When Ryan got up the next Saturday morning I asked Burt to take her on an outing so that I could go to the hospital. We hired a nurse from a home healthcare service to stay with Jake. All of us needed to get out of that house. “Any change?” he asked as he poured us both a cup of coffee.

I stirred cream into the rich blackness of my cup. “This is going on and on.”

“He’ll snap out of it,” Burt said. “Once he gets another idea for a project, he’ll be back to his old self. Off to Katmandu or somewhere. Before you know it, you’ll be spatting with him because he wants to take Ryan to a leper colony in India.”

Ryan stepped into the kitchen, carrying her love-worn stuffed lamb. I stretched my face into a stiff smile. “Morning, Noodle.”

“I want to go to a leopard colony,” she said, rubbing sleep from her eyes.

“Not today,” Burt said with a warm smile. “Today you and I go to the zoo.
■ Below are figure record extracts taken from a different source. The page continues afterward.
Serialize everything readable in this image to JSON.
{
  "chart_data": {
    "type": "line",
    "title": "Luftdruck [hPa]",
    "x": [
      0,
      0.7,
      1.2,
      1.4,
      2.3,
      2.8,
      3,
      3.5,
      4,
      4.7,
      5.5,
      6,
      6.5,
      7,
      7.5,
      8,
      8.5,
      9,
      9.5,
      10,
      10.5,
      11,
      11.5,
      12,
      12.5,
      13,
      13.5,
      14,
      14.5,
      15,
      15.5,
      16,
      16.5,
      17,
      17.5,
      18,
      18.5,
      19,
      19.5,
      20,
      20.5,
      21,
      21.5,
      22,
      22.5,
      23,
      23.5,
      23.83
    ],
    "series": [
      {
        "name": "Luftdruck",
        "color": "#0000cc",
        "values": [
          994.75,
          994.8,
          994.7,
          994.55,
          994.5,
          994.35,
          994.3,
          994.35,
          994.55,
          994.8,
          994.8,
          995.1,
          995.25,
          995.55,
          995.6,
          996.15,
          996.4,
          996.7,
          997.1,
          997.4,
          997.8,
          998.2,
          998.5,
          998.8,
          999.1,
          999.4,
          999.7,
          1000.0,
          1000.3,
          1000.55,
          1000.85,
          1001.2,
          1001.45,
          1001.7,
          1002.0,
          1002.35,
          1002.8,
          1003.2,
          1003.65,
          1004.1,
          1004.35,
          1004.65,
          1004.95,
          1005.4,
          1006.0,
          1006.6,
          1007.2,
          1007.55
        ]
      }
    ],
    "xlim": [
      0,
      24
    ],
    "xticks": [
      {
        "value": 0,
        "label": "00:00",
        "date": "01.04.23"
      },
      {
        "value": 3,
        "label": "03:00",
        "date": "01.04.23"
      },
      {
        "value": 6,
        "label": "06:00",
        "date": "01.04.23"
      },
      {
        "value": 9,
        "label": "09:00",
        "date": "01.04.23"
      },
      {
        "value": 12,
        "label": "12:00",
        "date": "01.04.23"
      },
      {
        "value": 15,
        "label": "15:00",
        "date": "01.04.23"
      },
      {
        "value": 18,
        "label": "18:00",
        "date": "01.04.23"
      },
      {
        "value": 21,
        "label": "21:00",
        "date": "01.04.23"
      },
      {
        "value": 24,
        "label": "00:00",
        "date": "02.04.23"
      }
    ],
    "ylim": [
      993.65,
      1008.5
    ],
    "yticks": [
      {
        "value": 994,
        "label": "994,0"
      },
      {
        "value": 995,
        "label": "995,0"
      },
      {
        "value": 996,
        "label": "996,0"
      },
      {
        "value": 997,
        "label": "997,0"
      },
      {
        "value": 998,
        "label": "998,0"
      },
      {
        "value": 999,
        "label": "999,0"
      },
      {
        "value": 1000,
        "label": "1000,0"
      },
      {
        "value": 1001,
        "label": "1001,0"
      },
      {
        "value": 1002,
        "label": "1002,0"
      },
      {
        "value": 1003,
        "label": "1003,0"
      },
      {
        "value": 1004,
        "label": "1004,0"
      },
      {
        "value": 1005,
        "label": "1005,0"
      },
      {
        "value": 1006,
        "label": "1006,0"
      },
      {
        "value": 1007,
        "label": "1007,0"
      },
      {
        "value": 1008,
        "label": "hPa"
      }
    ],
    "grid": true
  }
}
Do you think your old Uncle Burt will be brave enough to stay in the lion house while they feed them today?”

Ryan brought her shoulders to her ears. “They’re so loud and scary when they’re waiting for their food. I think you can do it. I
love
it when they roar. It makes electricity in me. Can Daddy go too?”

“Another day. But let’s see if I can be as brave as you, shall we? I can’t have you telling everybody in San Francisco that Burt Swift is a big fraidy cat, now can I?”